When my father passed away on a sunny January morning in Florida in 1991, I had had a week of premonitions just before, and then it happened. He had a stroke in the shower. When I finally got down to Florida a few days later, leaving a three-year-old behind with his dad, my job was to accompany my mother, to the hospital, and authorize the “pulling of the plug.”
My mother sat next to my father’s bed and spoke to him against the rhythm of the breathing machine. His eyes remained closed and her words bounced off him. She pulled the covers over his shoulder. She patted him. He was already gone, her Jack, whom she loved, hated, fought with, had two children with. Who she was strong for: stronger-than-him-for. She got up and left a place for me.
I spoke to him in silence for quite a while. The machine was no longer on. There was no breathing, no sound of whooshing or whirring. When I left my chair and walked to the door stifling a cry (though my father made a lot of my life miserable), his back was blue.
I saw death. It was the first time.
My mother was tough, together, maybe even relieved. We stood in a parking lot perhaps it was that day. She put her lipstick on and then it disappeared from her hand, no where to be found, POOF! It was not on the ground, under no nearby car. I told her that dad wanted something that had been close to her lips.

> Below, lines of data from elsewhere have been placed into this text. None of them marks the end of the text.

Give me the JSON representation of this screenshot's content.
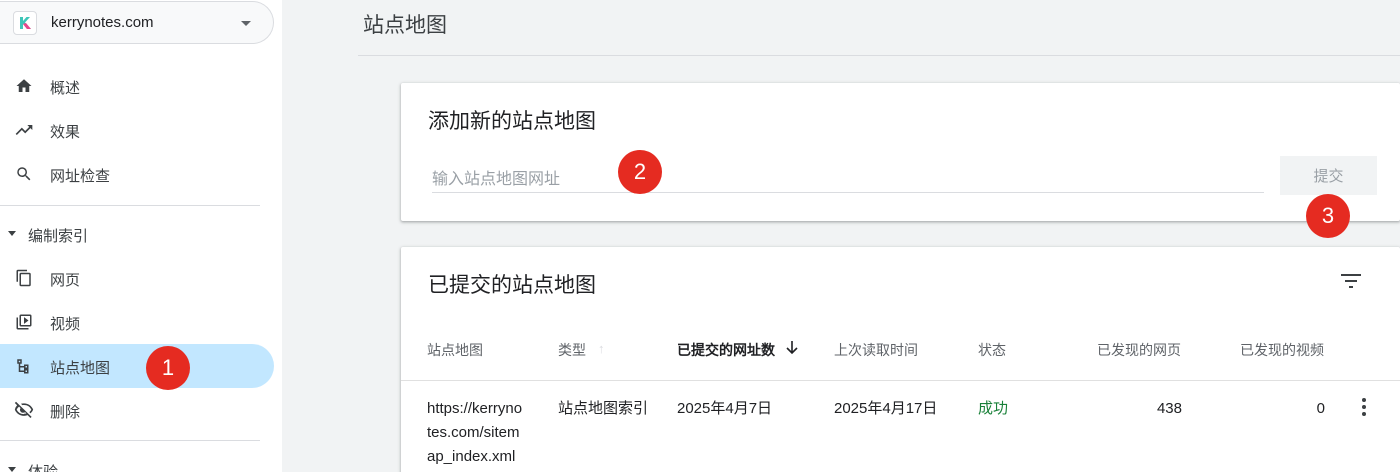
{
  "property": {
    "name": "kerrynotes.com",
    "logo_letter": "K"
  },
  "sidebar": {
    "items": [
      {
        "label": "概述",
        "icon": "home-icon"
      },
      {
        "label": "效果",
        "icon": "trending-up-icon"
      },
      {
        "label": "网址检查",
        "icon": "search-icon"
      }
    ],
    "indexing_section": "编制索引",
    "indexing_items": [
      {
        "label": "网页",
        "icon": "pages-icon"
      },
      {
        "label": "视频",
        "icon": "video-icon"
      },
      {
        "label": "站点地图",
        "icon": "sitemap-icon",
        "active": true
      },
      {
        "label": "删除",
        "icon": "removal-eye-off-icon"
      }
    ],
    "experience_section": "体验"
  },
  "page_title": "站点地图",
  "add_card": {
    "title": "添加新的站点地图",
    "input_placeholder": "输入站点地图网址",
    "input_value": "",
    "submit_label": "提交"
  },
  "submitted_card": {
    "title": "已提交的站点地图",
    "columns": [
      "站点地图",
      "类型",
      "已提交的网址数",
      "上次读取时间",
      "状态",
      "已发现的网页",
      "已发现的视频"
    ],
    "sorted_column": "已提交的网址数",
    "rows": [
      {
        "sitemap_line1": "https://kerryno",
        "sitemap_line2": "tes.com/sitem",
        "sitemap_line3": "ap_index.xml",
        "type": "站点地图索引",
        "submitted": "2025年4月7日",
        "last_read": "2025年4月17日",
        "status": "成功",
        "pages": "438",
        "videos": "0"
      }
    ]
  },
  "annotations": [
    "1",
    "2",
    "3"
  ],
  "colors": {
    "active_nav": "#c2e7ff",
    "success": "#188038",
    "badge": "#e52b21"
  }
}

We were staying at my aunt and uncle’s house, and later that evening, my aunt jumped up from her chair and said she had been poked–something my father would always playfully do.
My mother endured a lot in her lifetime and I don’t know where she got her toughness from. She seemed to keep an emotional distance, put her own survival first, throw in some drama and carry on. She is one of the thousands who are considered part of The Greatest Generation. The ones who endured snow “up to here,” who had to share a Kwepie Doll and one little baby carriage with three sisters and who thought nothing of taking turns. One who almost died of pneumonia at least ten times and who lived in a “cold water flat” and had to climb three-flights of stairs. One whose parents’ first language was not English, hence her first language was not English, but she learned.
One whose marriage was a great disappointment.
I can go on and on but not now. It’s getting to me. The day is coming. The thought is catching in my throat.
This series starts here:
Part 1: And The Band Played On … a mother’s life, a daughter’s journey
The previous post is here
The next post is here
Sending you hugs….impending loss is never easy. No matter how long we see it coming, it still haunts us. And the questions, the wondering … be good to yourself …
Sue, I understand, more than you can know.
Love,
U
Sue,I know I felt your Mothers story you tell is very awesome,I feel like you,she has her beliefs about her own future with her parents.Ijust love reading about your Mother.I hope everyday will be wonderful for you both.love Audrey
It is very hard. I feel/hear your fear and pain. ❤️
This hits a sore spot. The tragedy of separation. Forever. Love you.